The truth though is that there are a lot more opportunities for airlines to market credit cards, there are numerous customer touch points where buy up opportunities to generate ancillary fees are going under-exploited.
American Airlines has discovered one: their paper baggage tags now contain an ad for their Barclays-issued credit card.
Surely there are many more. US Airways used to sell advertising space on first class tray tables.
AirTran actually launched ads on the backs of the tray tables (so you saw the ads when the table was up). United experimented with tray table ads as well.
Currently American Airlines is installing smaller lavatories across its domestic fleet, taking a few inches away from customers who have to go in order to squeeze in an extra row of seats.

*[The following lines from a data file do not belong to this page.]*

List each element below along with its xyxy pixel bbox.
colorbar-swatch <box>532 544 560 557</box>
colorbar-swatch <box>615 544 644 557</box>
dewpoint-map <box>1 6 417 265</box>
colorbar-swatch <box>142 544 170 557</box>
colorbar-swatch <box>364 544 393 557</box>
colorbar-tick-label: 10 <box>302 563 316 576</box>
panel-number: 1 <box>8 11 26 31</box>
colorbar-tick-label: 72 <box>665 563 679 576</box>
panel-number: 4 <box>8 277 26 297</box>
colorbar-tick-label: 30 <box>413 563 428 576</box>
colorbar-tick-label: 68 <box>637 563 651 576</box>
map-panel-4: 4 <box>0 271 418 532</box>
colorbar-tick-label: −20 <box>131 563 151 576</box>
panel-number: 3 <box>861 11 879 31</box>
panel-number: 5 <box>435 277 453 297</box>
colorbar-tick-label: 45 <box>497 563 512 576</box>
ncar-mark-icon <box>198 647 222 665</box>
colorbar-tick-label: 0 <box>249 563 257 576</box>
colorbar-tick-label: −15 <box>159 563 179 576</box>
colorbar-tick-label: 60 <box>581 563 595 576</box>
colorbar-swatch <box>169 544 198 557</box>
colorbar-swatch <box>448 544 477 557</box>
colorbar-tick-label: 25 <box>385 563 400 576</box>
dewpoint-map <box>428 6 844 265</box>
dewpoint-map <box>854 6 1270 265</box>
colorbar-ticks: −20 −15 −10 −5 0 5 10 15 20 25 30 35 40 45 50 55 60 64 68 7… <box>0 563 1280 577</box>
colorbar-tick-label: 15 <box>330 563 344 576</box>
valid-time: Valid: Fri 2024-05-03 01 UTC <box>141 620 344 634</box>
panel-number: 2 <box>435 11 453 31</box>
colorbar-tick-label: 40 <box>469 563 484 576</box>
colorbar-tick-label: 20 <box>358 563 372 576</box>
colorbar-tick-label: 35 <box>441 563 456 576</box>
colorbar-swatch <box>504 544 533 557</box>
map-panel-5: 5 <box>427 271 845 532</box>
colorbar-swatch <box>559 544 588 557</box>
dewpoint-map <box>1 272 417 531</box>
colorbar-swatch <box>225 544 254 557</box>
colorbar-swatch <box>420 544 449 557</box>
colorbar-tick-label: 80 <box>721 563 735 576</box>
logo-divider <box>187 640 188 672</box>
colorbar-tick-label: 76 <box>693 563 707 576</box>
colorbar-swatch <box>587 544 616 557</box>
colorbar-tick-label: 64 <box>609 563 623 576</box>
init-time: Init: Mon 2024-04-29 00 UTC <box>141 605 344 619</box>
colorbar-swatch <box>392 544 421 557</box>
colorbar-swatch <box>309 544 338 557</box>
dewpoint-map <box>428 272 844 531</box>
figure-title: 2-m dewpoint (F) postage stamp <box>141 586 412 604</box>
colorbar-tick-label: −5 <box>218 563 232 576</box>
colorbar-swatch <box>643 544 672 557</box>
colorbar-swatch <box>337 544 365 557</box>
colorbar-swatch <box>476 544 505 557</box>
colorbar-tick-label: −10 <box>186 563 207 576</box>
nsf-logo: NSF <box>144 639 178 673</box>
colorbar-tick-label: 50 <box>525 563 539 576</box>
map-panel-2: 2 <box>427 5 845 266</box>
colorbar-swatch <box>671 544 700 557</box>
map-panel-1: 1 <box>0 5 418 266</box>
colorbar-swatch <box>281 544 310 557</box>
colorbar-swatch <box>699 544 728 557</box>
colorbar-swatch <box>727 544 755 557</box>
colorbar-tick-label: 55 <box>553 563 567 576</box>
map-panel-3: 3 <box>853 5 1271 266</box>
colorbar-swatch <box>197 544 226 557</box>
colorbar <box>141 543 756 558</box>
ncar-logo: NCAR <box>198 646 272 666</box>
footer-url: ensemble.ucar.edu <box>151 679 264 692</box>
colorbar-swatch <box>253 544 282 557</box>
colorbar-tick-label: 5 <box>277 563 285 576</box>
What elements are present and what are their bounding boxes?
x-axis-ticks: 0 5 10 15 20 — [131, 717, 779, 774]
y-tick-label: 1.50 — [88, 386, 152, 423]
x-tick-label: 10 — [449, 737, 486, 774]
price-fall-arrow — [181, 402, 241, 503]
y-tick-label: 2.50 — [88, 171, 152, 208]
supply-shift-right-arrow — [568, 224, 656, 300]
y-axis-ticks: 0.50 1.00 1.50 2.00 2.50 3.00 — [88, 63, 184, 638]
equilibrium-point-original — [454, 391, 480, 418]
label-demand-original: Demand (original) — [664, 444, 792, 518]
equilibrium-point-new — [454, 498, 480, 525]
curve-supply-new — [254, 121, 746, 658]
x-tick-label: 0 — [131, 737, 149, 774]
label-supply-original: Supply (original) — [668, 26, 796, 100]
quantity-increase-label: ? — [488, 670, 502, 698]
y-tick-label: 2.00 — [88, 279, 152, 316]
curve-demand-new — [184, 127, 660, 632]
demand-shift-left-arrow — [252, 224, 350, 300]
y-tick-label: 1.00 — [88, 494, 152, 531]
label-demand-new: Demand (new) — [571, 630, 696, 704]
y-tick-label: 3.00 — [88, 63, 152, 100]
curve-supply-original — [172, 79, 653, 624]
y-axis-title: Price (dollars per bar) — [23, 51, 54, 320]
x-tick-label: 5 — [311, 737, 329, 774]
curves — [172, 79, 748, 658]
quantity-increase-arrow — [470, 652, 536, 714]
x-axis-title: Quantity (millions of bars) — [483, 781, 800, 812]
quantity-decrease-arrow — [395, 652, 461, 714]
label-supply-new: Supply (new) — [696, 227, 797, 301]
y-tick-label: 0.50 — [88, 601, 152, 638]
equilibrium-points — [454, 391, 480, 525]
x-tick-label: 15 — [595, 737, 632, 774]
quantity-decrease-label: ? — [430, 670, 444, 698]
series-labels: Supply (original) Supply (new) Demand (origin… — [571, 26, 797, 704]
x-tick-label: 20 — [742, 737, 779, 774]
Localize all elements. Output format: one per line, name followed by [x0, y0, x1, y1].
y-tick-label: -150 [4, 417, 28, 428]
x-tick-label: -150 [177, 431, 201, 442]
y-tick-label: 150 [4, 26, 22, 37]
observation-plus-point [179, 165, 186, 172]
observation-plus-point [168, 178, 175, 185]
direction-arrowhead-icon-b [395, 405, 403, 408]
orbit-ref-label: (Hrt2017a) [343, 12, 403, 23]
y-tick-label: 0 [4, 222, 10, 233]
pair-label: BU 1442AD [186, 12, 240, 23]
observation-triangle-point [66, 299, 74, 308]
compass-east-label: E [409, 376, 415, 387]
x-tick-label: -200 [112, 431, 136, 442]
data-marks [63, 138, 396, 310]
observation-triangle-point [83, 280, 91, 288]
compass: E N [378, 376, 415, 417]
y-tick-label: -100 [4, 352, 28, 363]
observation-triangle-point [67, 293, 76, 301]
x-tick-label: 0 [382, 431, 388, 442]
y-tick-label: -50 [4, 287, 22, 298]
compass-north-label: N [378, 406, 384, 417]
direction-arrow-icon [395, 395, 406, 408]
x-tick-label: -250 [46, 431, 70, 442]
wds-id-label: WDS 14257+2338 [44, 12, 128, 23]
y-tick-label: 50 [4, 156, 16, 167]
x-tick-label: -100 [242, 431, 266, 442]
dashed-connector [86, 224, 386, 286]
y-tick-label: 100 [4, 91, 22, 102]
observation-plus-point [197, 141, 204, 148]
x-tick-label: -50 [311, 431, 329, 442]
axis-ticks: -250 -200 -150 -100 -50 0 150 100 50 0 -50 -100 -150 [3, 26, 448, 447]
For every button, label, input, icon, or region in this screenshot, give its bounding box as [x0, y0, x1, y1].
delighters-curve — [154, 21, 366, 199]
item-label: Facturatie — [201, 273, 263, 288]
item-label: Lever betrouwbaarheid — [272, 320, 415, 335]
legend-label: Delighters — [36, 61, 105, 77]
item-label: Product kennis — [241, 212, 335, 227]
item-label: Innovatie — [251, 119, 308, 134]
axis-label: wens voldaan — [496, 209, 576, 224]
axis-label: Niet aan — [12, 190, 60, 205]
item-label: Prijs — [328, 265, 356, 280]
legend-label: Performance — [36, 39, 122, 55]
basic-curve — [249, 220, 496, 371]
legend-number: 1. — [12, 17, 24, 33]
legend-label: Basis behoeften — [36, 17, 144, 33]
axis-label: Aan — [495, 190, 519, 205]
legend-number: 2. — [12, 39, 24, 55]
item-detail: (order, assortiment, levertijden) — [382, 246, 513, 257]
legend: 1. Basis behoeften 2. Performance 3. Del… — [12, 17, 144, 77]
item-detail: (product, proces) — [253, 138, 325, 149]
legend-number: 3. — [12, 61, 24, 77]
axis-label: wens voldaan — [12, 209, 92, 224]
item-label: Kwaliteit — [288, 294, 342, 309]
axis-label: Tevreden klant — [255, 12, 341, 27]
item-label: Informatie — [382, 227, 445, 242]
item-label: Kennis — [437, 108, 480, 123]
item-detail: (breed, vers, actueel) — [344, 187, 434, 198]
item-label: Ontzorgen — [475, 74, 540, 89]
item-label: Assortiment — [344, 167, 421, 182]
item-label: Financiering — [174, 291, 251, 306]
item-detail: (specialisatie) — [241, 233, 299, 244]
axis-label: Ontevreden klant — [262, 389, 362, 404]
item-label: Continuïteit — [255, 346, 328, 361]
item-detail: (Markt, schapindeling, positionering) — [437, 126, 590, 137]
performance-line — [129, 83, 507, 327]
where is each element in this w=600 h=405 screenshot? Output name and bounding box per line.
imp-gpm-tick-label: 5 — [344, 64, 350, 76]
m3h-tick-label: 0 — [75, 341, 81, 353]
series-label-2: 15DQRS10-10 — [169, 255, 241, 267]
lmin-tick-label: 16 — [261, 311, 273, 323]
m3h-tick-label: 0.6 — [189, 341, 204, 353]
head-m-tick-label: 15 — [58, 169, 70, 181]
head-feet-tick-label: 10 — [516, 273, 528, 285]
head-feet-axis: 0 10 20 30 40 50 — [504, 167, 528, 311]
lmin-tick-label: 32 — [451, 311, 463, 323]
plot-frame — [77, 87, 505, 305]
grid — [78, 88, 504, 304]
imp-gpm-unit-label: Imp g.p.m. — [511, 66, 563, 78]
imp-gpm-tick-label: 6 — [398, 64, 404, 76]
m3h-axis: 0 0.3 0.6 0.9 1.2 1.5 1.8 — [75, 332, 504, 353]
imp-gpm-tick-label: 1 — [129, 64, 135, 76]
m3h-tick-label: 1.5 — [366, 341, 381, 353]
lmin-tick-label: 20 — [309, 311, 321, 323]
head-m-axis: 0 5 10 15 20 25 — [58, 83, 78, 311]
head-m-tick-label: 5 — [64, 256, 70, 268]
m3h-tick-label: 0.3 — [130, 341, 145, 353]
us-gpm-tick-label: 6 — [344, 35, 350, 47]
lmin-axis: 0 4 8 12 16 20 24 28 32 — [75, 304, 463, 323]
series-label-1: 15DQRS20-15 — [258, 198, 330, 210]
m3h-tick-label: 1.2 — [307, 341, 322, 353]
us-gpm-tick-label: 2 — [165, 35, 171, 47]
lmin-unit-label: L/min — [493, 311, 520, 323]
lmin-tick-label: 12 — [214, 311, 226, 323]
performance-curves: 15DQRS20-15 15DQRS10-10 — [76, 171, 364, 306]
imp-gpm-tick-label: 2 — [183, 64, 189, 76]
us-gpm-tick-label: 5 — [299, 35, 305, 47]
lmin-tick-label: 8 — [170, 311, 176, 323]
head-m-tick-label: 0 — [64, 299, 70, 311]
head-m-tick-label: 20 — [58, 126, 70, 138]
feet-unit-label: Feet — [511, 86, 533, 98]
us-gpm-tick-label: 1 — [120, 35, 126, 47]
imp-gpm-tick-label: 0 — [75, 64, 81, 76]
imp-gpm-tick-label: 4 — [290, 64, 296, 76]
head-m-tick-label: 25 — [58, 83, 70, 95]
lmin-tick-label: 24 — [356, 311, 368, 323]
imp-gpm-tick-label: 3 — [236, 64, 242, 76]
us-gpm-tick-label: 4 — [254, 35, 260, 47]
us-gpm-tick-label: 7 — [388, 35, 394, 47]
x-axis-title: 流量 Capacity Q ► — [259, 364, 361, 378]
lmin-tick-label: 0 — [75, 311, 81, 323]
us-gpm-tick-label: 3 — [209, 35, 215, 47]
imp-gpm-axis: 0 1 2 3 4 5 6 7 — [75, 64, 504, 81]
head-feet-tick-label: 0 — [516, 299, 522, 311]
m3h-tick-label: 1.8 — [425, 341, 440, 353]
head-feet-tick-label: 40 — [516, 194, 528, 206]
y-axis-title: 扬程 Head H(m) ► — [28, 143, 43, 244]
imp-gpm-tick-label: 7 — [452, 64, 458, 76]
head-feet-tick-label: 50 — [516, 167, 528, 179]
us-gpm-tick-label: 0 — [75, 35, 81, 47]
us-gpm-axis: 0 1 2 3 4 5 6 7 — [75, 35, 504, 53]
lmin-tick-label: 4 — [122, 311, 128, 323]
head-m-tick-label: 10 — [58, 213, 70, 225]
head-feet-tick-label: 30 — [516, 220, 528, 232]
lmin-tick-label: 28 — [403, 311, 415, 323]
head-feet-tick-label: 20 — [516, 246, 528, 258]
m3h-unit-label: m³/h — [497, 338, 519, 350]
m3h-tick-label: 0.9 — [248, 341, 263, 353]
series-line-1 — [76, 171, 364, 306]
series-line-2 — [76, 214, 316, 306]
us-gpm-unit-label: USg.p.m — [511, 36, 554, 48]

The problem is that today American Airlines isn’t generating any revenue from its lavatories so it’s no surprise they’re trying to limit lavatory footprint. Every so often when Ryanair has been out of the news for awhile the airlien’s founder will promote how cheap they are by speculating on a plan for pay toilets. Thirty years ago Alaska Airlines advertised that other airlines might consider such a move.
But there are other ways to generate revenue from lavatories, and align incentives so airlines will want customers to use the bathroom instead of charging a fee for them to do so. Why not advertise the credit card in the lavatory? Instead of taking away space, they could use extra space for advertising. The lav could pay for itself. Win-win.
In fact this is really just a new spin on an old idea, and frankly one that’s long overdue.